В центре зала Сольвейг скользила под гибкую неуловимую музыку, похожая на грациозную лебедь…
Я наплевал на боль,
Хочу, чуть дыша,
Чтоб такое же тело,
Такая душа…
- Ты так невозможен, - прошептал Гарри, склонившись к самому уху Драко. – Я когда-нибудь буду тебя достоин?
Драко вскинул на Гарри изумленные глаза.
- Я?!
И вот она уходит прочь…
И вот она…
Прочь, прочь, прочь…
- Проооооооочь! – вдруг отчаянно взвыла-вскричала Сольвейг и завертелась бешеным волчком; а над ней взорвались хлопушки, и сверкающие конфетти рассыпались
вокруг девочки как хлопья снега.
И все, чтобы ты был счастлив,
И все, что хочешь ты…
Ты так невозможен…
Хотел бы я тоже…
- Я хочу, чтобы ты был счастлив, - прошептал Гарри, зарывшись носом в волосы Драко.
- Я счастлив, - возразил Драко.
- Я хочу, чтобы ты был счастлив всегда, - ответил Гарри, и это походило на прощание.
* * *
Драко поднял руку и провел кончиками пальцев по взмокшему от пота виску Гарри.
- Спасибо.
- За что? – приподнял бровь Драко. – Что дал тебе возможность побыть мужчиной?
- Малфой, заткнись, - ответил Гарри и полез из кровати.
- Ты куда? – изумился Драко.
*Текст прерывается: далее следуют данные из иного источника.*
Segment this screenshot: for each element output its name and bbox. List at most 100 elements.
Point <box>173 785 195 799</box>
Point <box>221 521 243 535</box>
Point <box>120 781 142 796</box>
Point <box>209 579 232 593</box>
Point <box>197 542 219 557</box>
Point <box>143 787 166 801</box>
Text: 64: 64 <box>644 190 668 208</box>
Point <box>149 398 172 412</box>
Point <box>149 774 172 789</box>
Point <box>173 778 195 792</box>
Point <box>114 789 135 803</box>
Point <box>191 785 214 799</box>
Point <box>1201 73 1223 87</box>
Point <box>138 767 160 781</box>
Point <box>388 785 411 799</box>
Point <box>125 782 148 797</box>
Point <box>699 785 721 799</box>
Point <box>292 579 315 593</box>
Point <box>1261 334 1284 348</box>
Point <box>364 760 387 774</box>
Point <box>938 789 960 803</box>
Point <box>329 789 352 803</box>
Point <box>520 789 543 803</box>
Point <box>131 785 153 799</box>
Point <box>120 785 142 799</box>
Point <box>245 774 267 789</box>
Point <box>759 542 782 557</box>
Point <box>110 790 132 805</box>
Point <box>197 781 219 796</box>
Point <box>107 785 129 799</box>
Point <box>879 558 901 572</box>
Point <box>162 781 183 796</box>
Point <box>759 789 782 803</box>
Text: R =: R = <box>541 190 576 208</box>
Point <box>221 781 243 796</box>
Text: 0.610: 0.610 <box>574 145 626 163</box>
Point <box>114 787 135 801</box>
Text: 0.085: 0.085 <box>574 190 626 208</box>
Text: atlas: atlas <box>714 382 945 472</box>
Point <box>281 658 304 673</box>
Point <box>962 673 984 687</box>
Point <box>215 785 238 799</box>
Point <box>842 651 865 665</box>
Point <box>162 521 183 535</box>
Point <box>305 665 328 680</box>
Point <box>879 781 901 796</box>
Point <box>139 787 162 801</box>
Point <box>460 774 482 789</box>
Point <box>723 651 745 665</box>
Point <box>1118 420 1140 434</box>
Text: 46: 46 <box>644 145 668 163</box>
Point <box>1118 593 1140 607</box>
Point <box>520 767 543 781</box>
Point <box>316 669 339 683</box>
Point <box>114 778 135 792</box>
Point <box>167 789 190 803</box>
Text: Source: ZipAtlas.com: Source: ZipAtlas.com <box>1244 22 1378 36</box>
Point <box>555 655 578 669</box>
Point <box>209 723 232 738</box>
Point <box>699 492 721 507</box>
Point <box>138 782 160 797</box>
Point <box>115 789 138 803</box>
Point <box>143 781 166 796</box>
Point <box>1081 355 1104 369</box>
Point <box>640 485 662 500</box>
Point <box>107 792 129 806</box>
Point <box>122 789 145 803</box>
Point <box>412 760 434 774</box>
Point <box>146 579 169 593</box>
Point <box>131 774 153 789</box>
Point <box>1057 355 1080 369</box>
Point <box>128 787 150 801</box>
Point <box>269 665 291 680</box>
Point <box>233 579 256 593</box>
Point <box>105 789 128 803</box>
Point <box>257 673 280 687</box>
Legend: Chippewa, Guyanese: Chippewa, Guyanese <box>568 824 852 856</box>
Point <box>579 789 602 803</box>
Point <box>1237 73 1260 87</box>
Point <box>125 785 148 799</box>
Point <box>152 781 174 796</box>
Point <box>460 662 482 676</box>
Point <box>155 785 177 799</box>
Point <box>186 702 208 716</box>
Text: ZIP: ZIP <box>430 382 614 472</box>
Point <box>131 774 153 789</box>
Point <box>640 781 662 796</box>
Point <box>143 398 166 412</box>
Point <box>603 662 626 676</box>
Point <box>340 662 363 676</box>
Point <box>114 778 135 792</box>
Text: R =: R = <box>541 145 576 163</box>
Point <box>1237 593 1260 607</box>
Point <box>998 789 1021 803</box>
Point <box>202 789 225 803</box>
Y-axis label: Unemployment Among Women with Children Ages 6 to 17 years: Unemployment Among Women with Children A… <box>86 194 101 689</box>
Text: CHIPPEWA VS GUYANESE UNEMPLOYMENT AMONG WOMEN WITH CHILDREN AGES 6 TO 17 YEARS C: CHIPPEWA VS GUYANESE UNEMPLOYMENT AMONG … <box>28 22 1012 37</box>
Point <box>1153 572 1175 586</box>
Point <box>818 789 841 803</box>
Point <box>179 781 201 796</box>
Гарри смутился.
- Ну… в душ и пижаму надеть…
- Даже так? – Драко надменно скривил губы. – Что, так противно?
- Драко! Я просто подумал, что Сольвейг…
- Ты в своем уме, Поттер? Ей уже тринадцать!
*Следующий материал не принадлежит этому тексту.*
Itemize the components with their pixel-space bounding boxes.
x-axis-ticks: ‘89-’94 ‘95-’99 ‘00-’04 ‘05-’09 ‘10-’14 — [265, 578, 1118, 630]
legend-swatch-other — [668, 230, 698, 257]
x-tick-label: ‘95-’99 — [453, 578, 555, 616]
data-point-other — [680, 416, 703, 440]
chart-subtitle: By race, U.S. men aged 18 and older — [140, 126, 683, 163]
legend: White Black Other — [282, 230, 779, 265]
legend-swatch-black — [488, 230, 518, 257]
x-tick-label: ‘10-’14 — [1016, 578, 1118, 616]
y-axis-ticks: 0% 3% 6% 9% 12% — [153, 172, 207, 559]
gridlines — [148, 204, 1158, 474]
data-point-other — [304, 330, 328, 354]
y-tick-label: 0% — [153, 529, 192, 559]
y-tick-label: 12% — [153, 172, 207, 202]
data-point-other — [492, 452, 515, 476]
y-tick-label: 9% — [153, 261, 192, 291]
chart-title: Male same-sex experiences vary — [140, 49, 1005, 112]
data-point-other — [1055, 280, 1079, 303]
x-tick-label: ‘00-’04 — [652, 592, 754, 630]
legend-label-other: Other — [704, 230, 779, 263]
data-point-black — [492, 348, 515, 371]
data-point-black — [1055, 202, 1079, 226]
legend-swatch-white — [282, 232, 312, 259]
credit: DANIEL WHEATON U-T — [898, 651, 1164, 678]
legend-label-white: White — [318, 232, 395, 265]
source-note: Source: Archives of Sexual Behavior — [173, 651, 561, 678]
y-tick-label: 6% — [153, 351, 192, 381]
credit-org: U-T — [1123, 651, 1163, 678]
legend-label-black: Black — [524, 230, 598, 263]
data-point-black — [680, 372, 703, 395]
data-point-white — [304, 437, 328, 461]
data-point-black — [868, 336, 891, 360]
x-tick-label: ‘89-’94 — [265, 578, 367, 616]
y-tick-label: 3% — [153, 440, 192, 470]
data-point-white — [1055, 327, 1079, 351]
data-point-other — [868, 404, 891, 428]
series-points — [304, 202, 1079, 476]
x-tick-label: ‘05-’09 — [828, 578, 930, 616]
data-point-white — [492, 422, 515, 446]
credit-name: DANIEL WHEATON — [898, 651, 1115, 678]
Сольвейг было три года – как раз в год их свадьбы, когда Мэри дали расчет, и их дочь вынуждена была ночевать одна в своей комнате. Всю прелесть отсутствия
няни молодожены познали в первую же свою ночь в супружеском гнезде – едва только они, взмокшие, но счастливые, собрались было вырубиться спать, раздался
робкий стук в дверь. Они впопыхах натянули пижамы, и Драко открыл дверь. На пороге стояла Сольвейг – в одной ночной рубашке, огромные глаза полны слез.